J'ai trouvé un ouvrage intitulé Souvenirs d'un Officier de la Grande Armée, la vie militaire sous le Premier Empire, par le capitaine Elzéar (ça existe) Blaze, illustré par Raffet & Charlet.
Je ne resiste pas à l'envie de vous faire partager quelques extraits de ses savoureux souvenirs.
Je passais un jour sur le pont de Stettin; j'allais au faubourg Lastadie; là je fis rencontre d'un prévôt, sapeur, ivrogne, mauvais sujet; il réunissait ces quatre qualités en une seule personne; aujourd'hui cela s'appelle un cumulard. Notre homme avait bu comme toujours; il parlait tout seul, marchait en zig-zag, et, pour me servir d'une expression de soldat, il était brouillé avec l'équilibre et faisait des festons. - Comment, disait-il en s'arrachant les poils de sa longue barbe, je ne trouverai pas dans toute la garnison un bon enfant qui viendra s'aligner avec moi ? pas un qui voudra que je lui fasse une boutonnière au milieu du ventre ? Autrefois, j'en aurai rencontré cent prêts à mettre le sabre à la main; aujourd'hui pas un; vous êtes tous des soldats du pape. Si j'étais à la place de l'Empereur, je vous mettrais tous à la gueule d'un canon, et j'y mettrais le feu pour vous apprendre à vivre.
- Eh! qu'as-tu donc mon ami ? lui dit un camarade qu'il rencontra pêchant à la ligne au bout du pont.
- Ce que j'ai ? Et bien ! je vais te le dire, ce que j'ai.
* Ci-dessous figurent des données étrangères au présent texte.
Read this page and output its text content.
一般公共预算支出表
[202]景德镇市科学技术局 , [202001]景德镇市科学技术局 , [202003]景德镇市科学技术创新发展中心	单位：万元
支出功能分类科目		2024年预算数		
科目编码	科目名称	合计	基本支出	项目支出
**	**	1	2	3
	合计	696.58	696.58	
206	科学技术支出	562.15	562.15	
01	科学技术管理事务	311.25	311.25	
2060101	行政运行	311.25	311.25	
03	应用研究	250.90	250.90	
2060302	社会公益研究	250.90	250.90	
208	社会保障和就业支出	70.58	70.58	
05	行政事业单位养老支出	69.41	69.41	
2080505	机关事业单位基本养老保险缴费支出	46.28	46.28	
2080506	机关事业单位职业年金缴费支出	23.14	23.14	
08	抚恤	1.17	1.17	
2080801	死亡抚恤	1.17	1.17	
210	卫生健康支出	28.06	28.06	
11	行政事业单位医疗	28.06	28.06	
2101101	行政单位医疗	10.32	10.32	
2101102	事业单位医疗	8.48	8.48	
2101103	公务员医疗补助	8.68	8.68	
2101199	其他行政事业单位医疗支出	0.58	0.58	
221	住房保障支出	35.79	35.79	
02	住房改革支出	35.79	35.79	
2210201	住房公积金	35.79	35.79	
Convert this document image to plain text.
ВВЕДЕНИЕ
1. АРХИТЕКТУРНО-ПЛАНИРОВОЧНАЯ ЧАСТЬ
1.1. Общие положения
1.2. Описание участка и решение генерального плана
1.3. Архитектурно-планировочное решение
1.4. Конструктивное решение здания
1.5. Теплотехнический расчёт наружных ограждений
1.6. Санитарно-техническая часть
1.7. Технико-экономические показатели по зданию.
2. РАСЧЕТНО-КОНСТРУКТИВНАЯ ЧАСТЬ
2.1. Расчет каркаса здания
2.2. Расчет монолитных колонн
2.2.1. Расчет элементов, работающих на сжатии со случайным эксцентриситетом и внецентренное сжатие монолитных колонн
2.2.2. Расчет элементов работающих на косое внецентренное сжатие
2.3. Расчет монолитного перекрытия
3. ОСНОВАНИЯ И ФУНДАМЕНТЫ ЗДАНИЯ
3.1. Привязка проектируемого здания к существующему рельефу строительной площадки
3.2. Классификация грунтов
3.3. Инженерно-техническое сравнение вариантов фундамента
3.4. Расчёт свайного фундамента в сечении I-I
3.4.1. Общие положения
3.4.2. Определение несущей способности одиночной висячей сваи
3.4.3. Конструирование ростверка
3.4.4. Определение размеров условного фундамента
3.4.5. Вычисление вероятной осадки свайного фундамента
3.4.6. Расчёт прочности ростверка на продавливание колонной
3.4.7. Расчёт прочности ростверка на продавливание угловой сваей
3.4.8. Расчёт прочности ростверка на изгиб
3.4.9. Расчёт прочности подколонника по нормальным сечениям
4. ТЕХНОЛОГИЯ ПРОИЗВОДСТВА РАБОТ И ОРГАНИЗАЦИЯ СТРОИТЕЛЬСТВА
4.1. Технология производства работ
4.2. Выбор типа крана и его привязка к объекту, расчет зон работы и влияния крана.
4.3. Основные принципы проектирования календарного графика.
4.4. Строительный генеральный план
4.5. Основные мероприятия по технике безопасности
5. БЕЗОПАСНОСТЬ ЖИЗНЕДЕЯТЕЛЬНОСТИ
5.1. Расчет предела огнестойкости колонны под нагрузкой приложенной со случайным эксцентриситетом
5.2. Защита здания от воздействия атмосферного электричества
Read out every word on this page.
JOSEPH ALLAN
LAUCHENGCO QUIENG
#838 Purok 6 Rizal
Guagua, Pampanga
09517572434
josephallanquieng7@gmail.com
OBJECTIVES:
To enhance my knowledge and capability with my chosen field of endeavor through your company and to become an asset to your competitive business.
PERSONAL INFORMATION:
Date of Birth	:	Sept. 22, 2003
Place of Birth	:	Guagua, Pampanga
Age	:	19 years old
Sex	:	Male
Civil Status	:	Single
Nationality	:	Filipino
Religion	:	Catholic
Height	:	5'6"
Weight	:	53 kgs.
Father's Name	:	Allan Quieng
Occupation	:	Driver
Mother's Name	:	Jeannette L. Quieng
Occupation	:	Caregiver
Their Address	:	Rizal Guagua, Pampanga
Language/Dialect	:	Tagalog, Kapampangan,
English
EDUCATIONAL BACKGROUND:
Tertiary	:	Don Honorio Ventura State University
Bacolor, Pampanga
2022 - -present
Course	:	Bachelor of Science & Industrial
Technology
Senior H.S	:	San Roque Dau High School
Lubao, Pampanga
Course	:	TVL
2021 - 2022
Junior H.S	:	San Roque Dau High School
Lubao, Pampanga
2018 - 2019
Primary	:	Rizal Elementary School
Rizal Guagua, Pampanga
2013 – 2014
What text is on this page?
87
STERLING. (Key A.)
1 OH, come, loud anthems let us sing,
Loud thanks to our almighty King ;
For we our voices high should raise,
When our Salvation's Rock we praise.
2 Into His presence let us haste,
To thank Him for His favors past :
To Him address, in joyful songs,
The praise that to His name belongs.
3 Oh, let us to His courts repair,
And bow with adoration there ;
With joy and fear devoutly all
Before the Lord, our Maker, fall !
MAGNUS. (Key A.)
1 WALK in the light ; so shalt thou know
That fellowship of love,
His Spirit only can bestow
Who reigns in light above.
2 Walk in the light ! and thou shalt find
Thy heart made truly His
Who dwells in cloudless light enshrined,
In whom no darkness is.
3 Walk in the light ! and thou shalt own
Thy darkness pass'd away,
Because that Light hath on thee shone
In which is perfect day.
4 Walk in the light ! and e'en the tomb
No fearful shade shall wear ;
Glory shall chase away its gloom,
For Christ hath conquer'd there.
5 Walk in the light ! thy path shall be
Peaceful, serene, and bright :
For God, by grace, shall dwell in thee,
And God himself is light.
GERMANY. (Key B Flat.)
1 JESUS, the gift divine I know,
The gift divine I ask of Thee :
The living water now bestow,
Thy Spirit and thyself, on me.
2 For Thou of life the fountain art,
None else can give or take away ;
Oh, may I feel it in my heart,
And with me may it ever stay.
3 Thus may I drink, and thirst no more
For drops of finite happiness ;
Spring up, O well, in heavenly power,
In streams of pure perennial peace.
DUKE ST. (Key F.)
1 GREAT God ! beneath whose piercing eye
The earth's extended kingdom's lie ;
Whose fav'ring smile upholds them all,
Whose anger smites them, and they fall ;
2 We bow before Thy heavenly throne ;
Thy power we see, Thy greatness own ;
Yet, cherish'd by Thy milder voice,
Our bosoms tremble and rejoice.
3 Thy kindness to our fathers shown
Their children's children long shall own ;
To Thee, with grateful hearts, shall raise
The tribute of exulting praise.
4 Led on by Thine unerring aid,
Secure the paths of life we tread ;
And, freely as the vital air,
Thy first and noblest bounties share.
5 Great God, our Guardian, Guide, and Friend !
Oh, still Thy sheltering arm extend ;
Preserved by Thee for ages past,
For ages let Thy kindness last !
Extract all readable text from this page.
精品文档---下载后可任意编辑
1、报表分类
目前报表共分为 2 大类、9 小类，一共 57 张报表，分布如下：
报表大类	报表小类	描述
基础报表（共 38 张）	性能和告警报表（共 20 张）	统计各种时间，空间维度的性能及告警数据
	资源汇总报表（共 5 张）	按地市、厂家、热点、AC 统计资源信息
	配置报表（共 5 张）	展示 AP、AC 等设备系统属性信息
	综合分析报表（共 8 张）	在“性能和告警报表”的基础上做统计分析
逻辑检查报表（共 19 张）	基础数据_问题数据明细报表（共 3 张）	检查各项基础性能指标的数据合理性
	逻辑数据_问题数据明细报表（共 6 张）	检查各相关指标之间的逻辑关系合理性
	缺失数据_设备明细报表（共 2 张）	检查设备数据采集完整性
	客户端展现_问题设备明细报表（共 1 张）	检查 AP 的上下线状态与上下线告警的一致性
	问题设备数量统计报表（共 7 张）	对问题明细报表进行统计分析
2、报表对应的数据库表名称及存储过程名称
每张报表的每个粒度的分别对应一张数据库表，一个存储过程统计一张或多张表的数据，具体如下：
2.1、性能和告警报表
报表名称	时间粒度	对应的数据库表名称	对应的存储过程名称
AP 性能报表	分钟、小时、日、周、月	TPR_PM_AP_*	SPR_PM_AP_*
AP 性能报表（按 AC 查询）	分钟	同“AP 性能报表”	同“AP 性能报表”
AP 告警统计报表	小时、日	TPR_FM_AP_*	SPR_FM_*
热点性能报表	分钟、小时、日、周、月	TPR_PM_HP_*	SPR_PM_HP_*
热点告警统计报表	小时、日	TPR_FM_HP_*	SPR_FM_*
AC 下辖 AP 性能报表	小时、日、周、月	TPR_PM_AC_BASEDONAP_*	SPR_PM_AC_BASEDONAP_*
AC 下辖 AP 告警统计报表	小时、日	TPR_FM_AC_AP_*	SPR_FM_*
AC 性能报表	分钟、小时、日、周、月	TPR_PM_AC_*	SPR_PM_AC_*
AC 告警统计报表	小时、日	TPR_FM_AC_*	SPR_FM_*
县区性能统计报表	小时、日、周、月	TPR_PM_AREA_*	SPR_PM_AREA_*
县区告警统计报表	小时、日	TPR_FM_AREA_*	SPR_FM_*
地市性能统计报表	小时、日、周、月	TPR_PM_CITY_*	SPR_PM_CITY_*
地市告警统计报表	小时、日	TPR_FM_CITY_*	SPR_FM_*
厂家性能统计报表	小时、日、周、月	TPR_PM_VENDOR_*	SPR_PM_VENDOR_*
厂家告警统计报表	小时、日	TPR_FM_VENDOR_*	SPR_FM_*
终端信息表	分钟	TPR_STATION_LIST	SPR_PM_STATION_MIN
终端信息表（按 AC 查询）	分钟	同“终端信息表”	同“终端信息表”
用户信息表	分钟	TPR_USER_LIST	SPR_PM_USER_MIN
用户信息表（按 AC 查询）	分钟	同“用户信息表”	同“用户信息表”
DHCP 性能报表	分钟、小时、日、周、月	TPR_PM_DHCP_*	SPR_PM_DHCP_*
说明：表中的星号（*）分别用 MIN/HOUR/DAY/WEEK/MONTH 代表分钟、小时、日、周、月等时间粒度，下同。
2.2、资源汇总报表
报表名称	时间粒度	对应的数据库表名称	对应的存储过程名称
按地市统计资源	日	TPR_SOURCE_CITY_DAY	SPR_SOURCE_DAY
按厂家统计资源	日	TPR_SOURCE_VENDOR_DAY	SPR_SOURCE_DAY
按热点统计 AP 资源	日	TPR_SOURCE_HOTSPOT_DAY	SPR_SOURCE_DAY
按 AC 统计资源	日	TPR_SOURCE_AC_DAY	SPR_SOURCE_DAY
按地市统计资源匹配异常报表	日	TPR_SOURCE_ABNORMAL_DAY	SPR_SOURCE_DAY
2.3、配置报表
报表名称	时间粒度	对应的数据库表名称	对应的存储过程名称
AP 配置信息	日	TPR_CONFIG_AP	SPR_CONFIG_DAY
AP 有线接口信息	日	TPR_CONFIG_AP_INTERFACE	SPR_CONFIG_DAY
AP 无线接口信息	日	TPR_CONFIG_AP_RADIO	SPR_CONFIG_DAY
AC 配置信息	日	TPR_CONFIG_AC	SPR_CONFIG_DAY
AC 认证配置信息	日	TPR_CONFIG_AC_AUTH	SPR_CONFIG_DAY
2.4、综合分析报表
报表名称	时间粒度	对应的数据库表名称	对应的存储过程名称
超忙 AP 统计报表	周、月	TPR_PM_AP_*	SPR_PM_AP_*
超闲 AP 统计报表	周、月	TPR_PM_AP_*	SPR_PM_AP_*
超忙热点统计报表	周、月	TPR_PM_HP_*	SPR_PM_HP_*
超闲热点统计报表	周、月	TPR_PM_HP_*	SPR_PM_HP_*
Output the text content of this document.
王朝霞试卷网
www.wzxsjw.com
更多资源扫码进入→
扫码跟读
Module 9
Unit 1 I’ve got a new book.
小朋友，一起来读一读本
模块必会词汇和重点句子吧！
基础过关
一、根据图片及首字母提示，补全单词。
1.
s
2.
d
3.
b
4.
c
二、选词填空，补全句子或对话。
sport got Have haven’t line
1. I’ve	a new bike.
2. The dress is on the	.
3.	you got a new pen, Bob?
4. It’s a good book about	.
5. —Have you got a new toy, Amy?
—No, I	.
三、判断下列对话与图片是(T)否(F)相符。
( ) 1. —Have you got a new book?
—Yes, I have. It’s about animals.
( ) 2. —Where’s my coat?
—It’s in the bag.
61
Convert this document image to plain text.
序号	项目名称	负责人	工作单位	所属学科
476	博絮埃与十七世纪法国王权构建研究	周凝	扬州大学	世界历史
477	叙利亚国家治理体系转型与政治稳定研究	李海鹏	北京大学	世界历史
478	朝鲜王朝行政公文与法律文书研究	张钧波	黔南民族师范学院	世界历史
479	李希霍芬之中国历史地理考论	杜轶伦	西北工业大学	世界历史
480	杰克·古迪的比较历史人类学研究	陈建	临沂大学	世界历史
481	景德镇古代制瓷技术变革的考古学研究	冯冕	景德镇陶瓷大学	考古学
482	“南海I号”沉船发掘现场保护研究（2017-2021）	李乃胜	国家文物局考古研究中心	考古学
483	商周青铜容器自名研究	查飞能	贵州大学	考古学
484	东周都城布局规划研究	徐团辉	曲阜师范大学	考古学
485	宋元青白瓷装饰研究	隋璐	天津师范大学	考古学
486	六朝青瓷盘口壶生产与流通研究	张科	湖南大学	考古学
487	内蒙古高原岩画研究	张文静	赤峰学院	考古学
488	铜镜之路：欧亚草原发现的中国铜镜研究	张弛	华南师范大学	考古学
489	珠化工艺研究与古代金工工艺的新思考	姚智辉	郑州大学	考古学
J'ai que depuis deux heures, je cherche un bon enfant qui veuille venir se rafraîchir à coups de sabre, et je n'en trouve point; je les provoque tous, et pas un ne se fâche.
- Si tu le veux, je suis prêt à te rendre ce service-là.
- A la bonne heure, c'est parler çà ! J'avais toujours bien dit que l'on pouvait compter toi. Viens que je t'embrasse. Tu es un Français, tu es un ami; parlez-moi d'un camarade comme celui-là.
- Attends, laisse moi plier ma ligne, et je suis à toi dans l'instant.
- Ah le brave garçon ! c'est ça un grenadier ! nous irons là-bas dans ce petit bois près de la route Dam; nous serons seuls, personne ne nous dérangera; ce sera bien commode, nous nous battrons tout à notre aise. Ton sabre a bien le fil n'est-ce pas ?
- Oui, sois tranquille.
- Bon, le mien coupe mieux que les rasoirs du perruquier de notre compagnie.
- C'est comme cela qu'il doit être. Partons.
Je crus que c'était une plaisanterie et que le pêcheur, possédant tout son sang-froid, n'avait l'air d'abonder dans le sens de l'ivrogne que pour le mener coucher. Pas du tout; le soir j'appris que le combat avait eu lieu sérieusement, et que mes gaillards, blessés tous les deux par une bonne estafilade, étaient revenus à la caserne, bras dessus, bras dessous, chacun proclamant l'autre son meilleur ami.